The third quarter witnessed healthy demand across the segments, as volumes are expected to grow 18% YoY, said analysts at Motilal Oswal Financial Services in their preview report. The two wheelers outperformed other segments and are likely to rise 20% YoY while volumes for three wheelers, passenger vehicles, and commercial vehicles are likely to improve 15%, 12%, and 3% YoY, respectively, while the same should decline 4% YoY for tractors, as per MOFSL estimates.
Analysts at Kotak Institutional Equities in their quarterly preview said that they expect automotive OEM revenues (except for Tata Motors) to improve 15% year on year, mainly due to more than 20% year-on-year growth in total two volumes, high single-digit yoy growth in passenger vehicle volumes, low single-digit yoy improvement in the Commercial vehicles segment’s volumes and low-to-high single-digit increase in average selling prices due to price increases and richer product mix, partly offset by a mid-single-digit decline in the tractor segment’s volumes.

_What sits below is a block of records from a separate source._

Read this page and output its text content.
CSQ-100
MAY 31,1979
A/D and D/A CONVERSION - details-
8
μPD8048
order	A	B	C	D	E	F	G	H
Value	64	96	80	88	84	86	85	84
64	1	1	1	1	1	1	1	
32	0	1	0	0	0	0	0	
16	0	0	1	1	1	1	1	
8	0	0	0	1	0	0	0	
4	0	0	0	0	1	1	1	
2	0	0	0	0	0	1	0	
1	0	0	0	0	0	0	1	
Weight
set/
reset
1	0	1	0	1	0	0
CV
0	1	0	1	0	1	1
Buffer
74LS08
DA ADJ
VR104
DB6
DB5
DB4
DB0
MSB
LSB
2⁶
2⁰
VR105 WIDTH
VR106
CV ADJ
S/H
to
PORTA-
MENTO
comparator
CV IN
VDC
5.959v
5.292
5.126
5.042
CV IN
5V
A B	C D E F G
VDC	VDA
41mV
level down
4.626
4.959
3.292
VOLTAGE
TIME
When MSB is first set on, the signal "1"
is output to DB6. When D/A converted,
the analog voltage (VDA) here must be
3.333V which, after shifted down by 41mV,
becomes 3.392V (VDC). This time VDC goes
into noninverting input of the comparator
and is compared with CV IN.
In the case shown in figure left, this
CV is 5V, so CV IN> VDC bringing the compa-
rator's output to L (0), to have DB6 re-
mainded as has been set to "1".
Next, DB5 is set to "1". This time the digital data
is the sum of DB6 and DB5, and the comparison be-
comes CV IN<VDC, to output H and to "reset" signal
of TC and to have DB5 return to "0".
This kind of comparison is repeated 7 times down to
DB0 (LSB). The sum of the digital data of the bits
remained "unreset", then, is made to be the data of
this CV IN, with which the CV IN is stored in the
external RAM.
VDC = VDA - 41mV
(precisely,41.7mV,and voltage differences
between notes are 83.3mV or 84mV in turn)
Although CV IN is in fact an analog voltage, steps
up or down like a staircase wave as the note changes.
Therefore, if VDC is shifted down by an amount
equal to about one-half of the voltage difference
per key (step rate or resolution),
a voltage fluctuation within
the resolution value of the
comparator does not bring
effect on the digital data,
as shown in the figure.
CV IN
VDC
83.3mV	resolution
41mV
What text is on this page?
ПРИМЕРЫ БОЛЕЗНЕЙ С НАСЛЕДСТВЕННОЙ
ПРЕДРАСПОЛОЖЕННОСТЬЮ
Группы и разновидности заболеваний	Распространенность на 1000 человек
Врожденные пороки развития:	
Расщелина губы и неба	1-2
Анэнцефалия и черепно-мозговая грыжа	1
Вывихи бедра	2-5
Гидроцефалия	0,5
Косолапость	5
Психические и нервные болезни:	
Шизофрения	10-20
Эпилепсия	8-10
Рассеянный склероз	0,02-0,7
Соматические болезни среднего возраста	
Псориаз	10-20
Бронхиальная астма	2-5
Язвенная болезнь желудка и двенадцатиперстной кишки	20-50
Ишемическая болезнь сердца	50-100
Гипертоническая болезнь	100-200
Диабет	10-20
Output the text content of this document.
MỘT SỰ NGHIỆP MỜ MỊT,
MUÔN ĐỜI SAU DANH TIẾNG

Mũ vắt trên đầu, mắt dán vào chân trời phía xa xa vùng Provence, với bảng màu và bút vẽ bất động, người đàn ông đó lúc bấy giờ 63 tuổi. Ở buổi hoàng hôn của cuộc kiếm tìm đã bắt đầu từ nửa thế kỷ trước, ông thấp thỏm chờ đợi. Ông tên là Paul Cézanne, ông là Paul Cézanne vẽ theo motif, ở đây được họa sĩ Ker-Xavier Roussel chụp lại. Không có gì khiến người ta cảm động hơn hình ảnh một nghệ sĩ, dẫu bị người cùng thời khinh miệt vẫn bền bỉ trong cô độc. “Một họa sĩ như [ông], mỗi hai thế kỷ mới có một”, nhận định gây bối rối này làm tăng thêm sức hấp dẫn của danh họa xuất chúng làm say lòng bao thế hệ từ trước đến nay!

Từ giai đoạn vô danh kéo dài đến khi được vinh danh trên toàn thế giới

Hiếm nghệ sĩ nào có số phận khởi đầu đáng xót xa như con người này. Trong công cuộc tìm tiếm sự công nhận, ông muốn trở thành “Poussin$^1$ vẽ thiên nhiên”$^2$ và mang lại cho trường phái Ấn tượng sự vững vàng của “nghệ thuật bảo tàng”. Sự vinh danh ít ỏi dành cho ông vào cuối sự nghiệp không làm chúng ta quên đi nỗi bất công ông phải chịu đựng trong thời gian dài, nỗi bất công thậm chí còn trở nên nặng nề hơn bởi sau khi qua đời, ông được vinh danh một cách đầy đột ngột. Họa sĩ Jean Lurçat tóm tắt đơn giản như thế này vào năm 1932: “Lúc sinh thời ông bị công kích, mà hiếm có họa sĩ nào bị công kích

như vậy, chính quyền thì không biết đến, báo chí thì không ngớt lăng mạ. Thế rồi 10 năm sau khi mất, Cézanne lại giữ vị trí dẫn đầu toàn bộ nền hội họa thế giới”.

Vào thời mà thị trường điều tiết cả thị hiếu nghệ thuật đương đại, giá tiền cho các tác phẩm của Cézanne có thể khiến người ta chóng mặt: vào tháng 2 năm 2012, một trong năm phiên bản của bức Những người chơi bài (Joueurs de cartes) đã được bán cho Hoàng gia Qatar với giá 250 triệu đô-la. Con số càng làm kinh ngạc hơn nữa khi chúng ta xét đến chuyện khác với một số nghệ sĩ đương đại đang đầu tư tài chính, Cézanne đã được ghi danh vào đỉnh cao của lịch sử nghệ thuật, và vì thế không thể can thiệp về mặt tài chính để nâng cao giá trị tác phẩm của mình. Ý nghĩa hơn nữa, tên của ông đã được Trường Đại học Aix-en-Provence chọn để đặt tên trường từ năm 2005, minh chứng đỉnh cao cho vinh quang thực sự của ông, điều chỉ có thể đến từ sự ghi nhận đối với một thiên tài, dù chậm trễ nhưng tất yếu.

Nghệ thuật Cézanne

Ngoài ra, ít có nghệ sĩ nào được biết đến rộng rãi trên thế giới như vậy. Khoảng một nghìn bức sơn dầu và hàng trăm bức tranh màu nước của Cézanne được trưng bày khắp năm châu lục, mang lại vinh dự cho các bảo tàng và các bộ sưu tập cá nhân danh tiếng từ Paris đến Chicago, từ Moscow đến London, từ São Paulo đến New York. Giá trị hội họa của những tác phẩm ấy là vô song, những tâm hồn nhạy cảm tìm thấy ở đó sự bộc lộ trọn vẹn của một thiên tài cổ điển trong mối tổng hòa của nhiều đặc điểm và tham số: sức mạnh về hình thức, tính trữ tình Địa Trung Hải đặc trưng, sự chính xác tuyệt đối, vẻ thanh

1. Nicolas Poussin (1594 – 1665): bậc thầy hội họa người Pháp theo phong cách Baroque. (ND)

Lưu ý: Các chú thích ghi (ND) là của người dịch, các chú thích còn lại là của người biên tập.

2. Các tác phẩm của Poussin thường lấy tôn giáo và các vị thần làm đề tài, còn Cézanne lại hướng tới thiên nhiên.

The export volumes have remained lower nevertheless are likely to see gradual recovery as the supply chain situation improves further, followed by improving macro-outlook in key geographies.
On profitability front the regular decline in the commodity prices have remained favorable over the last few quarters. Inflationary pressures peaked in the year-ago quarter and prices corrected for most commodities. The OEM may see improvement in the operating performance and Earnings before interest tax depreciation and amortisation is likely to see further improvement.
Analysts at MOFSL said that despite a slight increase in some of the raw material prices sequentially, we expect gross margin to improve 100bp year-on-year for their OEM coverage universe in 3QFY24. They estimate Ebitda margin to improve YoY for the seventh successive quarter, with a 160bp YoY gain (up 40bp sequentially) for our Auto OEM Universe (ex-JLR). This will be driven by better gross margin, cost efficiencies, and operating leverage.
Analysts at Kotak Institutional Equities also expect the Ebitda margin to improve 140 bps yoy in 3QFY24 for auto OEMs, mainly led by operating leverage benefits, price increases and richer product mix.